Australian Prime Minister Scott Morrison has confirmed that one of the apprehended is an Australian-born citizen, while UK Prime Minister Theresa May has expressed her condolences in a statement.

Ardern confirmed that one of the attackers was Australian.

One man who said he was at the Al Noor mosque told media the gunman was white, blond and wearing a helmet and a bulletproof vest. The manifesto was not signed.

The prime minister said that he "shocked" over the latest incident which ' reaffirms what we have always maintained that terrorism does not have a religion'.
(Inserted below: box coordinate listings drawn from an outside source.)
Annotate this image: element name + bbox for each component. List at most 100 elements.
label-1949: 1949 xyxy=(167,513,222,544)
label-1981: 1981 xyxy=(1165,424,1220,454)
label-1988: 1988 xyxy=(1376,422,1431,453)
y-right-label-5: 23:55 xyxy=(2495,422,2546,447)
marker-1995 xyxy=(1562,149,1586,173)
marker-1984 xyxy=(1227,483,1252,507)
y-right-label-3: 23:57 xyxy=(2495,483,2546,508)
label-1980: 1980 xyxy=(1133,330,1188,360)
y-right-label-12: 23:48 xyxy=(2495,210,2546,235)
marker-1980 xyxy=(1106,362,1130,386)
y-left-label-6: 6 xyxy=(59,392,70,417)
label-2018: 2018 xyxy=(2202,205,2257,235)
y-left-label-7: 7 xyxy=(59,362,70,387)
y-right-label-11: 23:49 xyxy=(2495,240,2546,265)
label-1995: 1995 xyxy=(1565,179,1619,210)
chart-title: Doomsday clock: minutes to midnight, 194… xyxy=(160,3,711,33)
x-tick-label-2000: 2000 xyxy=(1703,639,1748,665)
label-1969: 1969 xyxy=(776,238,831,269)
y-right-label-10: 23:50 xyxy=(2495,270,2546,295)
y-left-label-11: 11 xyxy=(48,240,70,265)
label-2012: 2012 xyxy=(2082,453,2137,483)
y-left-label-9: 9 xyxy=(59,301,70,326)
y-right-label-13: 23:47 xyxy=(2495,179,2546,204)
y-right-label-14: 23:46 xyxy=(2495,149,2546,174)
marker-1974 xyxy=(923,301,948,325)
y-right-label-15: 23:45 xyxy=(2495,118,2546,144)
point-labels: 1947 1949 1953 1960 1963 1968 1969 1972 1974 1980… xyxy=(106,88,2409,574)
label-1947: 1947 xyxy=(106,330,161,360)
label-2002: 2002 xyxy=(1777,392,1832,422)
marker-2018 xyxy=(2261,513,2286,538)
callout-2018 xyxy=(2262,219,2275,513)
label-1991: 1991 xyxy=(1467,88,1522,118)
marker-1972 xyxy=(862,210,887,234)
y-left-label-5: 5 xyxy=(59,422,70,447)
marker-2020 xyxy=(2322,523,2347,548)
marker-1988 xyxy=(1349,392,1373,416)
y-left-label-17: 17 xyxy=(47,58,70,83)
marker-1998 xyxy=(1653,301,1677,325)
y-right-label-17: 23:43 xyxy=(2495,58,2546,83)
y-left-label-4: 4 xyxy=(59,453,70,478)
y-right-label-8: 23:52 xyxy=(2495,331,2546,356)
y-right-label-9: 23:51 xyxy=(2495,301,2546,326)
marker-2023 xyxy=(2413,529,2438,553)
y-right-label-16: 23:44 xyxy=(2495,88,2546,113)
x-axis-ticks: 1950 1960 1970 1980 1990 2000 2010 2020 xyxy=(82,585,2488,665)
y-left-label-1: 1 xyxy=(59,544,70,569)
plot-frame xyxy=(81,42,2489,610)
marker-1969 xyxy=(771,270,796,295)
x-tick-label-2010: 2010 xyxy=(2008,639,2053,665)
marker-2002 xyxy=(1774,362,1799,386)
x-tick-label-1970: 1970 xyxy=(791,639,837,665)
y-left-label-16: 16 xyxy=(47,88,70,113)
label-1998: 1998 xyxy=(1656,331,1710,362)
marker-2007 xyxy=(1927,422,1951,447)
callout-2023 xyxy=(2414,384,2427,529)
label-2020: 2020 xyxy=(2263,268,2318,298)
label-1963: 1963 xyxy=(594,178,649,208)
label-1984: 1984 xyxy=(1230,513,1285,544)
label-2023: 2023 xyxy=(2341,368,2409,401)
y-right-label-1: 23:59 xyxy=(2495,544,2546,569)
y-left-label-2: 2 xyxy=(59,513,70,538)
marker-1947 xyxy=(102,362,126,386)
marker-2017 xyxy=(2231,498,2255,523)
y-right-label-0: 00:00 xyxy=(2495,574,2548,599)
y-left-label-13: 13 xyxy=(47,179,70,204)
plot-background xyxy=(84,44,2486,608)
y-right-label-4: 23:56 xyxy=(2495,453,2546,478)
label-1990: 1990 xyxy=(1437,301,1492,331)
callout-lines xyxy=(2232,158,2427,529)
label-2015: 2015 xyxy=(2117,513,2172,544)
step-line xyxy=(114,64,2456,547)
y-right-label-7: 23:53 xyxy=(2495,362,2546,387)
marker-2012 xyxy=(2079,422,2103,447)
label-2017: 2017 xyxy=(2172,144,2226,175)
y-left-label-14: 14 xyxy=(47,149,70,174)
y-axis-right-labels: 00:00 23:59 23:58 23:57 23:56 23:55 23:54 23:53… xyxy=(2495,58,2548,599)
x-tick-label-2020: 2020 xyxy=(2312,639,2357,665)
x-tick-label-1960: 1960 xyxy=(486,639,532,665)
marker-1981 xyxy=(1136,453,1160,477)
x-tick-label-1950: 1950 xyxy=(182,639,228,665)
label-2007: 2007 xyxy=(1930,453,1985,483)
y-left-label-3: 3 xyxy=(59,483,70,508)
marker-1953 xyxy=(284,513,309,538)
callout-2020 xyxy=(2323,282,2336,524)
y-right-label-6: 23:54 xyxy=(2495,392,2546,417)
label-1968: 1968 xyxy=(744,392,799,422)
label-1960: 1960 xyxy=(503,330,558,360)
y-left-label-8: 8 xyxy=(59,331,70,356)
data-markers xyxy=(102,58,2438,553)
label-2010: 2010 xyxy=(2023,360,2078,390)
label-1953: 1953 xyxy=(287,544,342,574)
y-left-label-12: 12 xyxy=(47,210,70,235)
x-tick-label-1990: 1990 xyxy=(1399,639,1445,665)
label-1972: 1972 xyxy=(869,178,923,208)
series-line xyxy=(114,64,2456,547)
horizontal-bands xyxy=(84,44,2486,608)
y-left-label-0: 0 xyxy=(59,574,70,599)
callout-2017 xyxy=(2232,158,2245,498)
More news: Donald Trump says he plans to visit Ireland later this year
More news: Thiem into Indian Wells semi-finals as Monfils pulls out
More news: 'Sopranos' movie gets release date and a new title ... 'Newark'

Before Friday, New Zealand's worst mass shooting was in 1990 when a gun-mad loner killed 13 men, women and children in a 24-hour rampage in the tiny seaside village of Aramoana.

"New Zealand Police alerted us to a video on Facebook shortly after the livestream commenced and we removed both the shooter's Facebook account and the video". Reuters was unable to confirm the authenticity of the footage.

In the video, the killer spends more than two minutes inside the mosque spraying terrified worshippers with gunfire.

"It's a big mosque and there were more than 200 people inside".

He said: "An attack on a place of worship is an attack against all faiths, I'm confident that in the days ahead you will see all communities come together". One person was later released.

He said that he had a friend in another mosque in the area had told him a gunman had opened fire there as well and five people were dead.

Tarrant, who police say carried out at least one of the shootings, posted a jumbled, 74-page manifesto on social media in which he identified himself by name and said he was a 28-year-old Australian and white supremacist who was out to avenge attacks in Europe perpetrated by Muslims.

One man, with blood still on his shirt, said in a television interview that he hid from the gunman under a bench and prayed that he would run out of bullets.

Christchurch was put on lockdown with all schools and council buildings shut and roads closed across the city.

Christchurch is a coastal city of 404,500 residents. It has an agricultural economy.

The gunman then walks back into the mosque, where there are at least two dozen people lying on the ground.

Just 1% of New Zealand's population of nearly five million are Muslim, according to government statistics, less than 50,000 people in 2013.

"Just heard news of the devastating reports from New Zealand Christchurch".